Earlier, such restrictions were taken off Bank of India, Oriental Bank of Commerce and Bank of Maharashtra.
Six more under PCA
There are another six banks that are still under PCA framework.
While lifting the restrictions on the State-run lenders, RBI said the Board for Financial Supervision (BFS) reviewed the performance of the banks under PCA and noted that these two banks had received capital infusion from the government.
“This has shored up their capital funds and also increased their loan loss provision to ensure that the PCA parameters were complied with,” RBI said.
Allahabad Bank and Corporation Bank had received capital of ₹6,896 crore and ₹9,086 crore respectively.
Capital adequacy ratio
As on December 31, Allahabad Bank had a capital adequacy ratio of 10.42% and net NPA ratio of 7.7%, while Corporation Bank’s CAR was at 11.12% and net NPA 11.47%.
“The two banks have also made the necessary disclosures to the stock exchange that post infusion of capital, the CRAR, CET1, Net NPA and leverage ratios are no longer in breach of the PCA thresholds,” RBI said.

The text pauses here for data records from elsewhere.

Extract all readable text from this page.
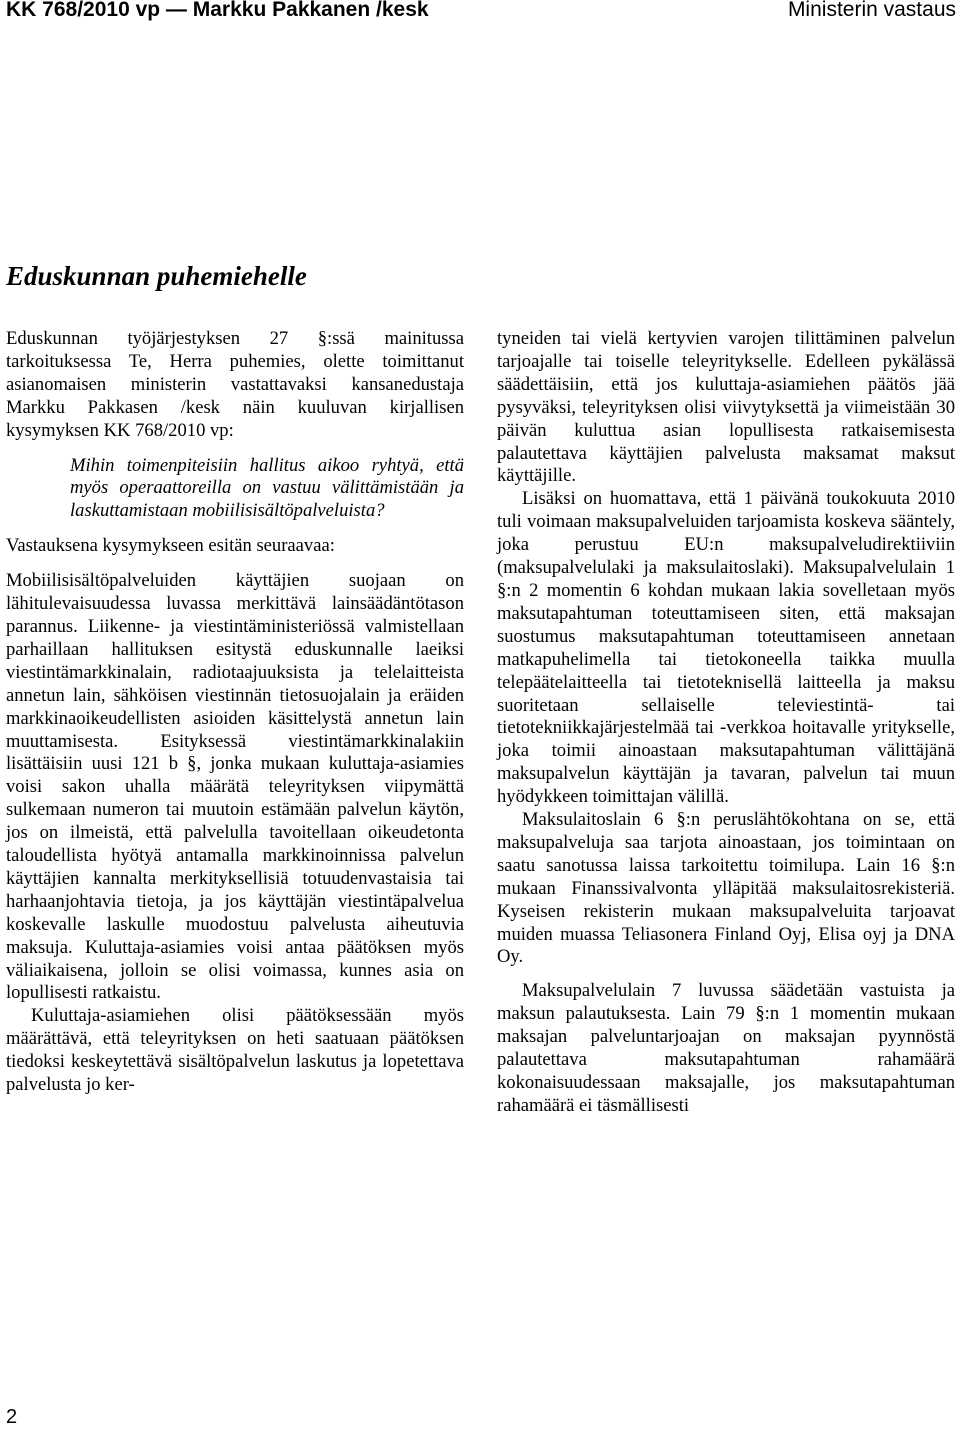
KK 768/2010 vp — Markku Pakkanen /kesk	Ministerin vastaus
Eduskunnan puhemiehelle

Eduskunnan työjärjestyksen 27 §:ssä mainitussa tarkoituksessa Te, Herra puhemies, olette toimittanut asianomaisen ministerin vastattavaksi kansanedustaja Markku Pakkasen /kesk näin kuuluvan kirjallisen kysymyksen KK 768/2010 vp:

Mihin toimenpiteisiin hallitus aikoo ryhtyä, että myös operaattoreilla on vastuu välittämistään ja laskuttamistaan mobiilisisältöpalveluista?

Vastauksena kysymykseen esitän seuraavaa:

Mobiilisisältöpalveluiden käyttäjien suojaan on lähitulevaisuudessa luvassa merkittävä lainsäädäntötason parannus. Liikenne- ja viestintäministeriössä valmistellaan parhaillaan hallituksen esitystä eduskunnalle laeiksi viestintämarkkinalain, radiotaajuuksista ja telelaitteista annetun lain, sähköisen viestinnän tietosuojalain ja eräiden markkinaoikeudellisten asioiden käsittelystä annetun lain muuttamisesta. Esityksessä viestintämarkkinalakiin lisättäisiin uusi 121 b §, jonka mukaan kuluttaja-asiamies voisi sakon uhalla määrätä teleyrityksen viipymättä sulkemaan numeron tai muutoin estämään palvelun käytön, jos on ilmeistä, että palvelulla tavoitellaan oikeudetonta taloudellista hyötyä antamalla markkinoinnissa palvelun käyttäjien kannalta merkityksellisiä totuudenvastaisia tai harhaanjohtavia tietoja, ja jos käyttäjän viestintäpalvelua koskevalle laskulle muodostuu palvelusta aiheutuvia maksuja. Kuluttaja-asiamies voisi antaa päätöksen myös väliaikaisena, jolloin se olisi voimassa, kunnes asia on lopullisesti ratkaistu.

Kuluttaja-asiamiehen olisi päätöksessään myös määrättävä, että teleyrityksen on heti saatuaan päätöksen tiedoksi keskeytettävä sisältöpalvelun laskutus ja lopetettava palvelusta jo ker-

tyneiden tai vielä kertyvien varojen tilittäminen palvelun tarjoajalle tai toiselle teleyritykselle. Edelleen pykälässä säädettäisiin, että jos kuluttaja-asiamiehen päätös jää pysyväksi, teleyrityksen olisi viivytyksettä ja viimeistään 30 päivän kuluttua asian lopullisesta ratkaisemisesta palautettava käyttäjien palvelusta maksamat maksut käyttäjille.

Lisäksi on huomattava, että 1 päivänä toukokuuta 2010 tuli voimaan maksupalveluiden tarjoamista koskeva sääntely, joka perustuu EU:n maksupalveludirektiiviin (maksupalvelulaki ja maksulaitoslaki). Maksupalvelulain 1 §:n 2 momentin 6 kohdan mukaan lakia sovelletaan myös maksutapahtuman toteuttamiseen siten, että maksajan suostumus maksutapahtuman toteuttamiseen annetaan matkapuhelimella tai tietokoneella taikka muulla telepäätelaitteella tai tietoteknisellä laitteella ja maksu suoritetaan sellaiselle televiestintä- tai tietotekniikkajärjestelmää tai -verkkoa hoitavalle yritykselle, joka toimii ainoastaan maksutapahtuman välittäjänä maksupalvelun käyttäjän ja tavaran, palvelun tai muun hyödykkeen toimittajan välillä.

Maksulaitoslain 6 §:n peruslähtökohtana on se, että maksupalveluja saa tarjota ainoastaan, jos toimintaan on saatu sanotussa laissa tarkoitettu toimilupa. Lain 16 §:n mukaan Finanssivalvonta ylläpitää maksulaitosrekisteriä. Kyseisen rekisterin mukaan maksupalveluita tarjoavat muiden muassa Teliasonera Finland Oyj, Elisa oyj ja DNA Oy.

Maksupalvelulain 7 luvussa säädetään vastuista ja maksun palautuksesta. Lain 79 §:n 1 momentin mukaan maksajan palveluntarjoajan on maksajan pyynnöstä palautettava maksutapahtuman rahamäärä kokonaisuudessaan maksajalle, jos maksutapahtuman rahamäärä ei täsmällisesti

2
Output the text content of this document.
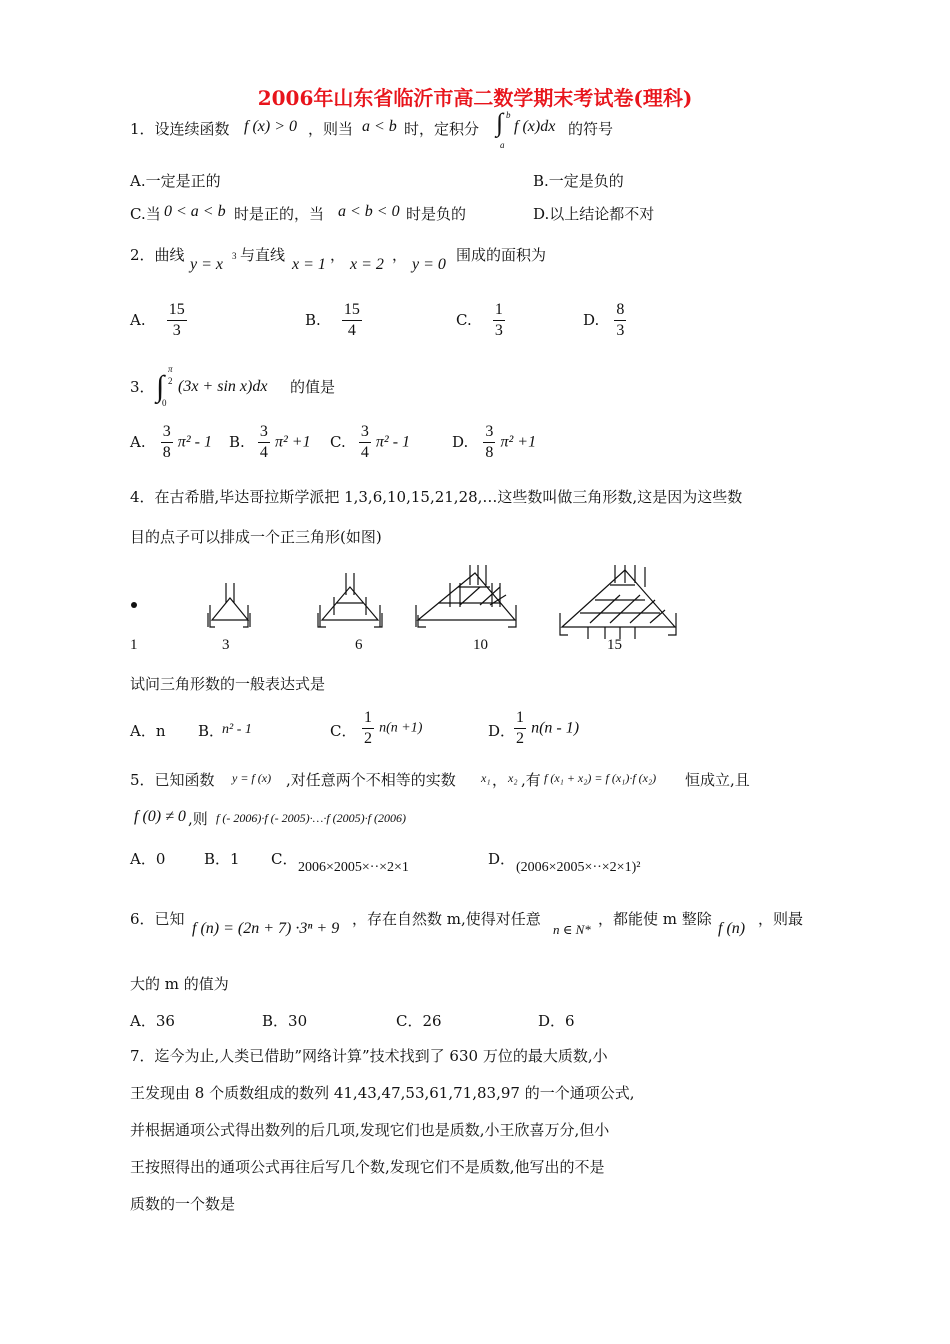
2006年山东省临沂市高二数学期末考试卷(理科)
1．设连续函数 f (x) > 0 ，则当 a < b 时，定积分 ∫ b
a
f (x)dx 的符号
A.一定是正的	B.一定是负的
C.当 0 < a < b 时是正的，当 a < b < 0 时是负的	D.以上结论都不对
2．曲线
y = x 3 与直线
x = 1
，
x = 2
，
y = 0
围成的面积为
A. $\frac{15}{3}$	B. $\frac{15}{4}$	C. $\frac{1}{3}$	D. $\frac{8}{3}$
3． ∫
π
2
0
(3x + sin x)dx 的值是
A. $\frac{3}{8} \pi^2 - 1$ B. $\frac{3}{4} \pi^2 +1$ C. $\frac{3}{4} \pi^2 - 1$	D. $\frac{3}{8} \pi^2 +1$
4．在古希腊,毕达哥拉斯学派把 1,3,6,10,15,21,28,…这些数叫做三角形数,这是因为这些数
目的点子可以排成一个正三角形(如图)
1	3	6	10	15
试问三角形数的一般表达式是
A．n B．
n² - 1	C． $\frac{1}{2} n(n +1)$	D．
$\frac{1}{2} n(n - 1)$
5．已知函数 y = f (x) ,对任意两个不相等的实数 x₁ ， x₂ ,有 f (x₁ + x₂) = f (x₁)·f (x₂) 恒成立,且
f (0) ≠ 0 ,则 f (- 2006)·f (- 2005)·…·f (2005)·f (2006)
A．0	B．1 C． 2006×2005×··×2×1	D． (2006×2005×··×2×1)²
6．已知
f (n) = (2n + 7) ·3ⁿ + 9
，存在自然数 m,使得对任意
n ∈ N*
，都能使 m 整除
f (n)
，则最
大的 m 的值为
A．36	B．30	C．26	D．6
7．迄今为止,人类已借助”网络计算”技术找到了 630 万位的最大质数,小
王发现由 8 个质数组成的数列 41,43,47,53,61,71,83,97 的一个通项公式,
并根据通项公式得出数列的后几项,发现它们也是质数,小王欣喜万分,但小
王按照得出的通项公式再往后写几个数,发现它们不是质数,他写出的不是
质数的一个数是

According to norms, PCA framework gets triggered when a bank breaches one of the three risk thresholds. Crossing 6% net NPA is one of them.
RBI also decided to take Dhanlaxmi Bank out of PCA , as the bank was found not to be breaching any of the risk thresholds of the framework.
“RBI will continuously monitor the performance of these banks under various parameters,” the banking regulator added.